Cognitive impulsivity can involve shortcuts in the decision-making and reflective process.
Motivational impulsivity is typified by choosing short-term tasks over long-term ones. Dodson (2021) calls this “an interest-based nervous system”. If the task at hand is something you like, are curious about, or one that has an attractive reward, you will have no problem doing it.
Where the challenge exists is in maintaining that same level of enthusiasm and engagement when the task does not feel attractive or interesting. Emotional impulsivity involves being more emotional and faster to those emotions than someone without ADHD. It can be thought of as emotional hyperarousal.
As just covered, emotions are harder to manage for adults with ADHD. It’s not just impulsivity, but reactivity that is an issue emotionally.
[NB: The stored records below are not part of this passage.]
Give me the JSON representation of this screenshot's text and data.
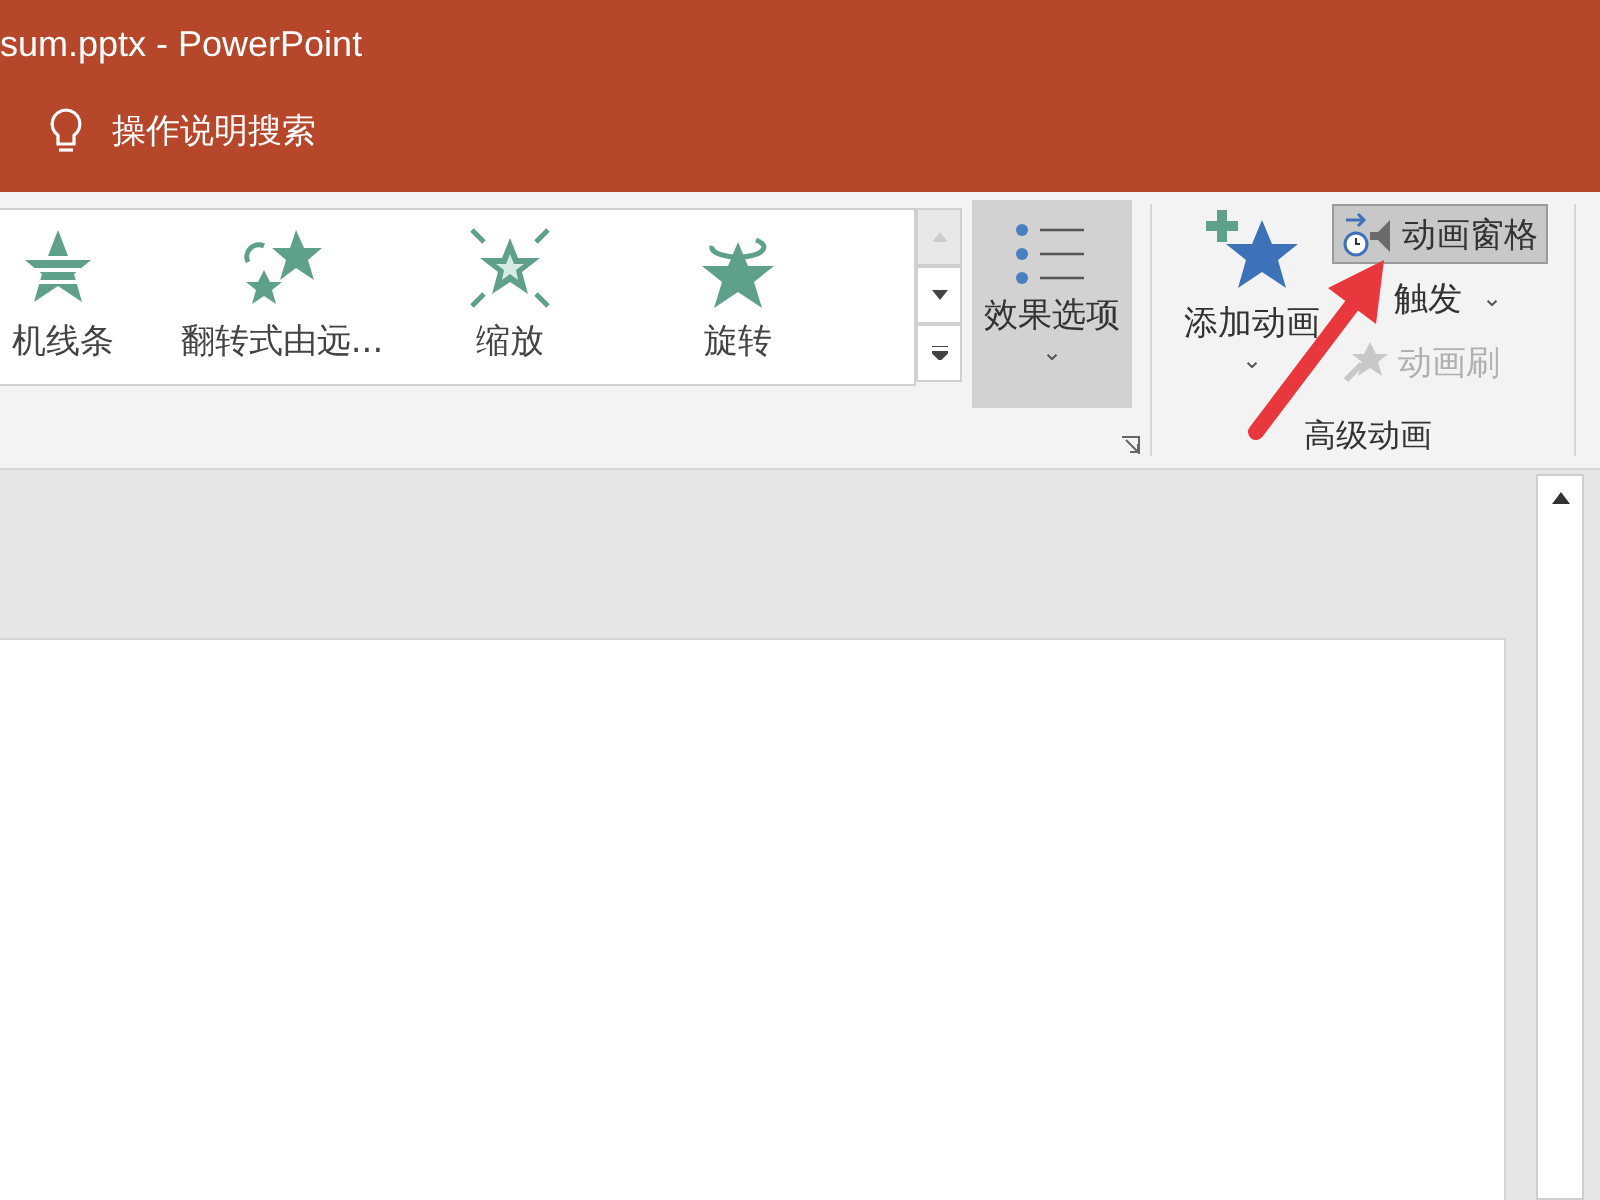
{
  "window": {
    "title": "sum.pptx  -  PowerPoint"
  },
  "tell_me": {
    "placeholder": "操作说明搜索"
  },
  "gallery": {
    "items": [
      {
        "label": "机线条",
        "kind": "stripes"
      },
      {
        "label": "翻转式由远...",
        "kind": "flip"
      },
      {
        "label": "缩放",
        "kind": "zoom"
      },
      {
        "label": "旋转",
        "kind": "spin"
      }
    ]
  },
  "effect_options": {
    "label": "效果选项",
    "caret": "⌄",
    "selected": true
  },
  "advanced": {
    "add_animation": {
      "label": "添加动画",
      "caret": "⌄"
    },
    "buttons": [
      {
        "label": "动画窗格",
        "kind": "pane",
        "selected": true,
        "disabled": false
      },
      {
        "label": "触发",
        "kind": "trigger",
        "caret": "⌄",
        "selected": false,
        "disabled": false
      },
      {
        "label": "动画刷",
        "kind": "painter",
        "selected": false,
        "disabled": true
      }
    ],
    "group_label": "高级动画"
  }
}
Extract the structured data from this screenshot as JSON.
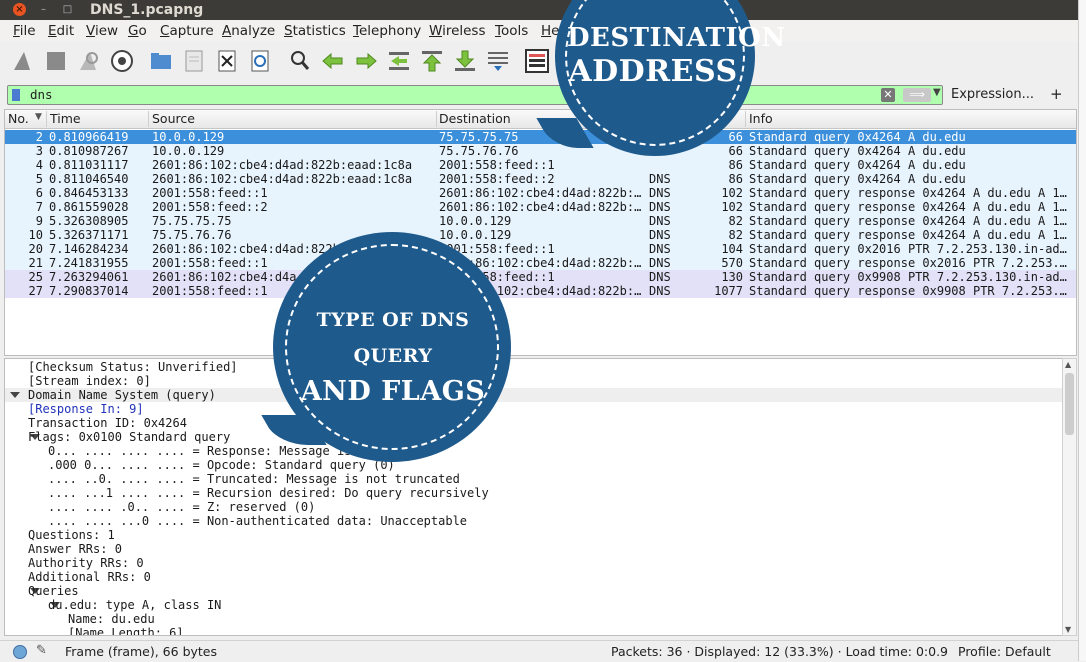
{
  "window": {
    "title": "DNS_1.pcapng",
    "close": "×",
    "minimize": "–",
    "maximize": "□"
  },
  "menu": [
    "File",
    "Edit",
    "View",
    "Go",
    "Capture",
    "Analyze",
    "Statistics",
    "Telephony",
    "Wireless",
    "Tools",
    "He"
  ],
  "filter": {
    "value": "dns",
    "expression_label": "Expression...",
    "add_label": "+",
    "clear": "✕",
    "apply": "⟹"
  },
  "packet_list": {
    "columns": [
      "No.",
      "Time",
      "Source",
      "Destination",
      "Protocol",
      "Length",
      "Info"
    ],
    "visible_headers": {
      "no": "No.",
      "time": "Time",
      "source": "Source",
      "destination": "Destination",
      "info": "Info"
    },
    "rows": [
      {
        "no": "2",
        "time": "0.810966419",
        "src": "10.0.0.129",
        "dst": "75.75.75.75",
        "proto": "",
        "len": "66",
        "info": "Standard query 0x4264 A du.edu",
        "selected": true
      },
      {
        "no": "3",
        "time": "0.810987267",
        "src": "10.0.0.129",
        "dst": "75.75.76.76",
        "proto": "",
        "len": "66",
        "info": "Standard query 0x4264 A du.edu"
      },
      {
        "no": "4",
        "time": "0.811031117",
        "src": "2601:86:102:cbe4:d4ad:822b:eaad:1c8a",
        "dst": "2001:558:feed::1",
        "proto": "",
        "len": "86",
        "info": "Standard query 0x4264 A du.edu"
      },
      {
        "no": "5",
        "time": "0.811046540",
        "src": "2601:86:102:cbe4:d4ad:822b:eaad:1c8a",
        "dst": "2001:558:feed::2",
        "proto": "DNS",
        "len": "86",
        "info": "Standard query 0x4264 A du.edu"
      },
      {
        "no": "6",
        "time": "0.846453133",
        "src": "2001:558:feed::1",
        "dst": "2601:86:102:cbe4:d4ad:822b:…",
        "proto": "DNS",
        "len": "102",
        "info": "Standard query response 0x4264 A du.edu A 1…"
      },
      {
        "no": "7",
        "time": "0.861559028",
        "src": "2001:558:feed::2",
        "dst": "2601:86:102:cbe4:d4ad:822b:…",
        "proto": "DNS",
        "len": "102",
        "info": "Standard query response 0x4264 A du.edu A 1…"
      },
      {
        "no": "9",
        "time": "5.326308905",
        "src": "75.75.75.75",
        "dst": "10.0.0.129",
        "proto": "DNS",
        "len": "82",
        "info": "Standard query response 0x4264 A du.edu A 1…"
      },
      {
        "no": "10",
        "time": "5.326371171",
        "src": "75.75.76.76",
        "dst": "10.0.0.129",
        "proto": "DNS",
        "len": "82",
        "info": "Standard query response 0x4264 A du.edu A 1…"
      },
      {
        "no": "20",
        "time": "7.146284234",
        "src": "2601:86:102:cbe4:d4ad:822b",
        "dst": "2001:558:feed::1",
        "proto": "DNS",
        "len": "104",
        "info": "Standard query 0x2016 PTR 7.2.253.130.in-ad…"
      },
      {
        "no": "21",
        "time": "7.241831955",
        "src": "2001:558:feed::1",
        "dst": "2601:86:102:cbe4:d4ad:822b:…",
        "proto": "DNS",
        "len": "570",
        "info": "Standard query response 0x2016 PTR 7.2.253.…"
      },
      {
        "no": "25",
        "time": "7.263294061",
        "src": "2601:86:102:cbe4:d4a",
        "dst": "2001:558:feed::1",
        "proto": "DNS",
        "len": "130",
        "info": "Standard query 0x9908 PTR 7.2.253.130.in-ad…"
      },
      {
        "no": "27",
        "time": "7.290837014",
        "src": "2001:558:feed::1",
        "dst": "2601:86:102:cbe4:d4ad:822b:…",
        "proto": "DNS",
        "len": "1077",
        "info": "Standard query response 0x9908 PTR 7.2.253.…"
      }
    ]
  },
  "details": {
    "lines": [
      {
        "text": "[Checksum Status: Unverified]",
        "indent": 2
      },
      {
        "text": "[Stream index: 0]",
        "indent": 2
      },
      {
        "text": "Domain Name System (query)",
        "indent": 1,
        "expanded": true,
        "highlight": true
      },
      {
        "text": "[Response In: 9]",
        "indent": 2,
        "link": true
      },
      {
        "text": "Transaction ID: 0x4264",
        "indent": 2
      },
      {
        "text": "Flags: 0x0100 Standard query",
        "indent": 2,
        "expanded": true
      },
      {
        "text": "0... .... .... .... = Response: Message is a query",
        "indent": 3
      },
      {
        "text": ".000 0... .... .... = Opcode: Standard query (0)",
        "indent": 3
      },
      {
        "text": ".... ..0. .... .... = Truncated: Message is not truncated",
        "indent": 3
      },
      {
        "text": ".... ...1 .... .... = Recursion desired: Do query recursively",
        "indent": 3
      },
      {
        "text": ".... .... .0.. .... = Z: reserved (0)",
        "indent": 3
      },
      {
        "text": ".... .... ...0 .... = Non-authenticated data: Unacceptable",
        "indent": 3
      },
      {
        "text": "Questions: 1",
        "indent": 2
      },
      {
        "text": "Answer RRs: 0",
        "indent": 2
      },
      {
        "text": "Authority RRs: 0",
        "indent": 2
      },
      {
        "text": "Additional RRs: 0",
        "indent": 2
      },
      {
        "text": "Queries",
        "indent": 2,
        "expanded": true
      },
      {
        "text": "du.edu: type A, class IN",
        "indent": 3,
        "expanded": true
      },
      {
        "text": "Name: du.edu",
        "indent": 4
      },
      {
        "text": "[Name Length: 6]",
        "indent": 4
      }
    ]
  },
  "status": {
    "frame": "Frame (frame), 66 bytes",
    "packets": "Packets: 36 · Displayed: 12 (33.3%) · Load time: 0:0.9",
    "profile": "Profile: Default"
  },
  "callouts": {
    "destination": [
      "DESTINATION",
      "ADDRESS"
    ],
    "dns_type": [
      "TYPE OF DNS QUERY",
      "AND FLAGS"
    ]
  },
  "colors": {
    "selected_row": "#3b8fdb",
    "row_light_blue": "#e7f3fd",
    "row_lavender": "#e3e1f8",
    "filter_ok": "#afffaf",
    "callout": "#1f5a8c"
  }
}
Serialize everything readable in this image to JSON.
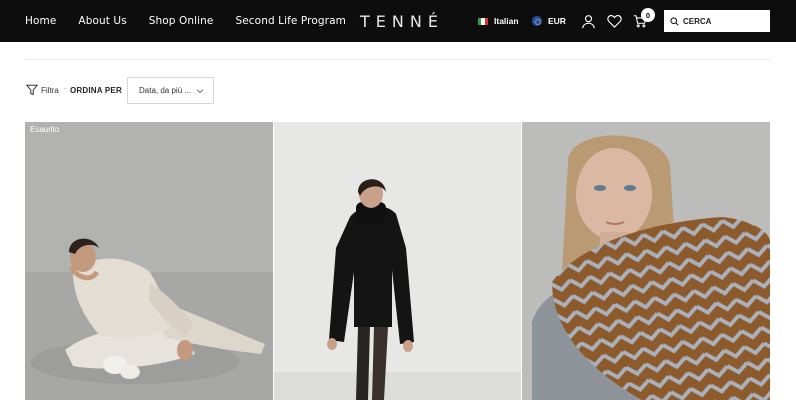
{
  "header": {
    "nav": [
      {
        "label": "Home"
      },
      {
        "label": "About Us"
      },
      {
        "label": "Shop Online"
      },
      {
        "label": "Second Life Program"
      }
    ],
    "logo": "TENNÉ",
    "language": "Italian",
    "currency": "EUR",
    "cart_count": "0",
    "search_placeholder": "CERCA"
  },
  "toolbar": {
    "filter_label": "Filtra",
    "separator": "-",
    "order_label": "ORDINA PER",
    "sort_value": "Data, da più ..."
  },
  "products": [
    {
      "badge": "Esaurito",
      "image": "model-cream-knit-sitting"
    },
    {
      "badge": "",
      "image": "model-black-turtleneck-walking"
    },
    {
      "badge": "",
      "image": "model-chevron-scarf-portrait"
    }
  ],
  "colors": {
    "header_bg": "#0d0d0d",
    "flag_italy": [
      "#2e9e4a",
      "#ffffff",
      "#d8322e"
    ]
  }
}
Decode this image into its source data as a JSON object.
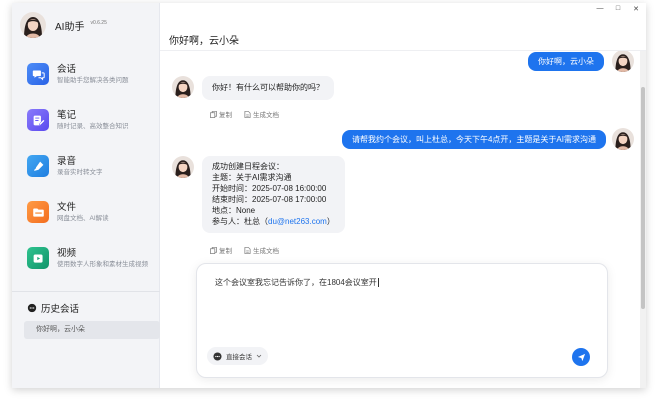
{
  "app": {
    "name": "AI助手",
    "version": "v0.6.25"
  },
  "window_controls": {
    "minimize": "—",
    "maximize": "□",
    "close": "✕"
  },
  "sidebar": {
    "items": [
      {
        "title": "会话",
        "desc": "智能助手您解决各类问题",
        "icon": "chat-bubbles-icon",
        "color": "#2f6ff2"
      },
      {
        "title": "笔记",
        "desc": "随时记录、高效整合知识",
        "icon": "note-pen-icon",
        "color": "#6a5af9"
      },
      {
        "title": "录音",
        "desc": "录音实时转文字",
        "icon": "microphone-icon",
        "color": "#2a8fe8"
      },
      {
        "title": "文件",
        "desc": "网盘文档、AI解读",
        "icon": "folder-icon",
        "color": "#f5822a"
      },
      {
        "title": "视频",
        "desc": "使用数字人形象和素材生成视频",
        "icon": "video-play-icon",
        "color": "#1aa87a"
      }
    ],
    "history": {
      "title": "历史会话",
      "items": [
        "你好啊，云小朵"
      ]
    }
  },
  "chat": {
    "title": "你好啊，云小朵",
    "messages": [
      {
        "role": "user",
        "text": "你好啊，云小朵"
      },
      {
        "role": "ai",
        "text": "你好！有什么可以帮助你的吗？"
      },
      {
        "role": "user",
        "text": "请帮我约个会议，叫上杜总，今天下午4点开，主题是关于AI需求沟通"
      },
      {
        "role": "ai",
        "lines": [
          "成功创建日程会议：",
          "主题：关于AI需求沟通",
          "开始时间：2025-07-08 16:00:00",
          "结束时间：2025-07-08 17:00:00",
          "地点：None"
        ],
        "attendee_prefix": "参与人：杜总（",
        "attendee_email": "du@net263.com",
        "attendee_suffix": "）"
      }
    ],
    "actions": {
      "copy": "复制",
      "generate_doc": "生成文档"
    }
  },
  "composer": {
    "value": "这个会议室我忘记告诉你了，在1804会议室开",
    "mode_label": "直接会话"
  },
  "colors": {
    "accent": "#1e74ee",
    "sidebar_bg": "#f3f4f7",
    "bubble_ai": "#f2f3f6"
  }
}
Emotions go from low to high very quickly, but also often recede just as quickly.
Beyond the fact that they are more rapidly elicited and intense in expression, these emotions aren’t that different from neurotypical people. But there can often be feelings of shame and poor self-esteem that have developed over time as a result of a history of family members and friends not understanding the characteristics of ADHD and reacting poorly and with judgement.
Difficulty with executive functioning (EF) is one of the hallmark characteristics of adult ADHD. Executive functioning describes a person’s capacity to organize, structure, and prioritize tasks. It involves working memory and a meta-cognitive capacity to observe oneself across experiences.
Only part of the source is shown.